Otherwise, I’ve been gathering books and book ideas, and pulling projects into the kids’ studies for next school year.   It’s shaping into another fun learning time (at least, I think so.)    I’m also in thought/ prayer about joining a homeschool group again—not for the sake of the group, but for the sake of our youngest daughter, who needs to get out, and to do something different than what she currently does.    Of course, this could happen in a myriad of ways, and that’s the part that I’m prayerful about;  a homeschool group is not a homeschool group is not a homeschool group, and I am definitely not decided that we need some of the more negative aspects of a group in the effort to have more play days and field trips.   Somewhere in the midst of all this busy-ness I will have to carve out some thinking/ praying/ meditating time.   So much needs to be more carefully thought through than I have time to do right now, but I plow along.

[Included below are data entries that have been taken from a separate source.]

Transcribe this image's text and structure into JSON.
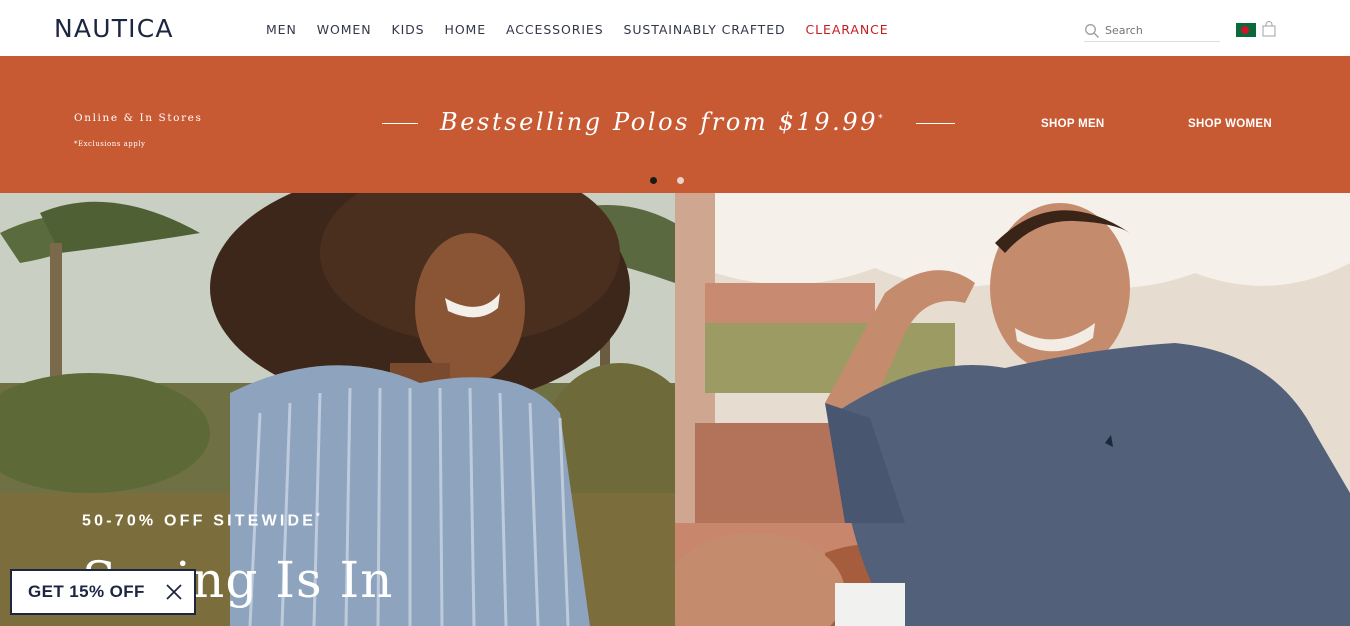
{
  "header": {
    "logo": "NAUTICA",
    "nav": [
      "MEN",
      "WOMEN",
      "KIDS",
      "HOME",
      "ACCESSORIES",
      "SUSTAINABLY CRAFTED",
      "CLEARANCE"
    ],
    "search_placeholder": "Search"
  },
  "promo": {
    "left_title": "Online & In Stores",
    "left_note": "*Exclusions apply",
    "headline": "Bestselling Polos from $19.99",
    "headline_mark": "*",
    "shop_men": "SHOP MEN",
    "shop_women": "SHOP WOMEN",
    "accent_color": "#c85a33"
  },
  "hero": {
    "kicker": "50-70% OFF SITEWIDE",
    "kicker_mark": "*",
    "title": "Spring Is In"
  },
  "popup": {
    "label": "GET 15% OFF"
  },
  "colors": {
    "navy": "#1c2640",
    "clearance": "#c21e22"
  }
}
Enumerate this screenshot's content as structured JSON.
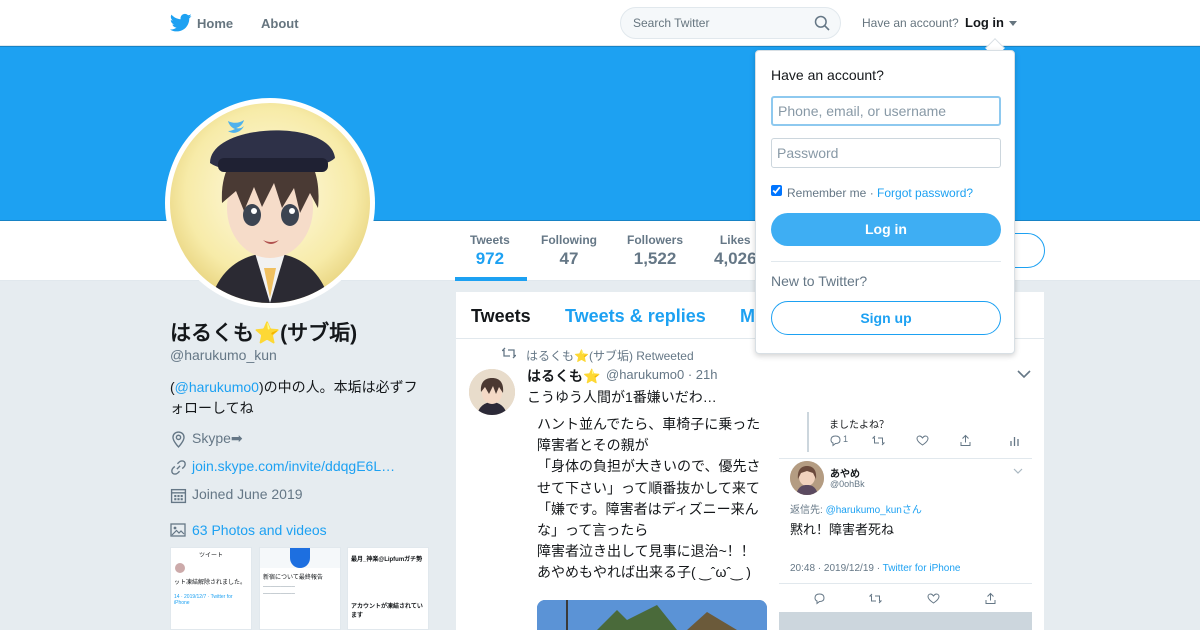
{
  "nav": {
    "home": "Home",
    "about": "About",
    "search_placeholder": "Search Twitter",
    "have_account": "Have an account?",
    "login": "Log in"
  },
  "colors": {
    "accent": "#1da1f2",
    "banner": "#1da1f2",
    "background": "#e6ecf0"
  },
  "profile": {
    "display_name": "はるくも⭐(サブ垢)",
    "handle": "@harukumo_kun",
    "bio_prefix": "(",
    "bio_mention": "@harukumo0",
    "bio_suffix": ")の中の人。本垢は必ずフォローしてね",
    "location": "Skype➡",
    "url": "join.skype.com/invite/ddqgE6L…",
    "joined": "Joined June 2019",
    "photos": "63 Photos and videos"
  },
  "stats": [
    {
      "label": "Tweets",
      "value": "972"
    },
    {
      "label": "Following",
      "value": "47"
    },
    {
      "label": "Followers",
      "value": "1,522"
    },
    {
      "label": "Likes",
      "value": "4,026"
    }
  ],
  "timeline": {
    "tabs": [
      "Tweets",
      "Tweets & replies",
      "M"
    ],
    "tweet": {
      "retweet_line": "はるくも⭐(サブ垢) Retweeted",
      "name": "はるくも⭐",
      "handle_time": "@harukumo0 · 21h",
      "text": "こうゆう人間が1番嫌いだわ…",
      "body": [
        "ハント並んでたら、車椅子に乗った",
        "障害者とその親が",
        "「身体の負担が大きいので、優先さ",
        "せて下さい」って順番抜かして来て",
        "「嫌です。障害者はディズニー来ん",
        "な」って言ったら",
        "障害者泣き出して見事に退治~！！",
        "あやめもやれば出来る子( ‿ˆωˆ‿ )"
      ]
    },
    "embed": {
      "prev_text": "ましたよね？",
      "prev_count": "1",
      "name": "あやめ",
      "handle": "@0ohBk",
      "reply_to_label": "返信先: ",
      "reply_to_user": "@harukumo_kunさん",
      "text": "黙れ！障害者死ね",
      "time": "20:48 · 2019/12/19 · ",
      "source": "Twitter for iPhone"
    }
  },
  "login_dropdown": {
    "title": "Have an account?",
    "username_placeholder": "Phone, email, or username",
    "password_placeholder": "Password",
    "remember": "Remember me",
    "separator": " · ",
    "forgot": "Forgot password?",
    "login_button": "Log in",
    "new_to": "New to Twitter?",
    "signup": "Sign up"
  },
  "thumbnails": [
    {
      "title": "ツイート",
      "line": "ット凍結解除されました。",
      "footer": "14 · 2019/12/7 · Twitter for iPhone"
    },
    {
      "title": "",
      "line": "新宿について最終報告",
      "footer": ""
    },
    {
      "title": "最月_神楽@Lipfumガチ勢",
      "line": "アカウントが凍結されています",
      "footer": ""
    }
  ]
}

I suppose frustration would be an easy space to crawl into right now, but I make the conscious effort to be thankful.    So, in the midst of all of this, I’m thankful that…

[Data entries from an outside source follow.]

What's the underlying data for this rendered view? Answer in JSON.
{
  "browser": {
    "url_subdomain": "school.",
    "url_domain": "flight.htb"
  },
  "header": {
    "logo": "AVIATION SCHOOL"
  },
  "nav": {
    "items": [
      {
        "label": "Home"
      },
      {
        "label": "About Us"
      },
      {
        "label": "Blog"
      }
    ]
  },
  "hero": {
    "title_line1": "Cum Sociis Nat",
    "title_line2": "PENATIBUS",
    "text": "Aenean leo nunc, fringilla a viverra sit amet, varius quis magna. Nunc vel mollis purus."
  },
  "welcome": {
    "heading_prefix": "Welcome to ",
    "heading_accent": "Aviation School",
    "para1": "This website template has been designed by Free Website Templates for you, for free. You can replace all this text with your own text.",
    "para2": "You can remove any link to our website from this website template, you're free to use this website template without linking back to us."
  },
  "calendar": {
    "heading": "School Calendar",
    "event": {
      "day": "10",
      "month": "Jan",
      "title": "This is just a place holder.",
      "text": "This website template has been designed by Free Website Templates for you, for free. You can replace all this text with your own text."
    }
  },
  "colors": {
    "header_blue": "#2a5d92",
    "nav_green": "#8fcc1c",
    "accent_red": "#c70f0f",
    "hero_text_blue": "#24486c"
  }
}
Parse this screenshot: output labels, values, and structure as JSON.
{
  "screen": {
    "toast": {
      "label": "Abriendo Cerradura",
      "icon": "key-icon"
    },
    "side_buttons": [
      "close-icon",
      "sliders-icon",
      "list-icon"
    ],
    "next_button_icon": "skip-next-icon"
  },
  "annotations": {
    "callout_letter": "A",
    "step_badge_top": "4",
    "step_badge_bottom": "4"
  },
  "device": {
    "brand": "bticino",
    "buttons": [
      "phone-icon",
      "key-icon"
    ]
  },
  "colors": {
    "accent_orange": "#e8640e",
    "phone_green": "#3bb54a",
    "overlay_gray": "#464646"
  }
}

1)      We had resources to do all the items listed above

2)      Where resources looked limited, God provided abundantly (I’m still speaking that)

3)      Dad has been able to travel with us, and has worked from home on several days this summer

4)      We spent a safe and fun Father’s Day on the road, and returned safely on yesterday (also speaking that trip #2 will be the same or better)

5)      Today I will sleep as much as I want to (Hallelujah!)

6)      I saw the one corner of Texas that I’d not seen before

7)      I was asked to take on some additional work that won’t require too much time

8)      Our okra is growing like crazy

9)      With dance season over (for the most part), we can attend mid-week service

10)   Next dance season, class times were adjusted such that we can continue to attend mid-week services

11)   Whatever happens over this summer, busy or not, we serve a great God.

That’s a very small, non-exhaustive list.   Hope you feel the same way when you jot yours down.

Dance Recital 2010

Plan A was to compile a Photobucket slide show that would show off the many photos that I wanted to share.   I then found out that the HSB upgrade doesn’t support Photobucket slide shows, and there’s a new program/ plug-in that I’d need to master in order to post my slide show.    Later for that–literally.    So, here goes, and I’ll try to not post too many photos (though I make no promises).

 

 

 

 

 

 

How much better could life get for this guy?   He had the lead part in this year’s production of Pinnochio, and he turned twelve on the day of the recital.   All day, he heard that familiar chorus, and other well wishes, as he danced mightily in number after number.    I don’t even think he remembered the cake awaiting until much later when we arrived home.

 

 

 

 

So, what does a young man do after twirling ladies around, being serenaded and then lauded by hundreds of young fans (smile)?   He comes home to celebrate with Spiderman.   After all, he is only 12 years old.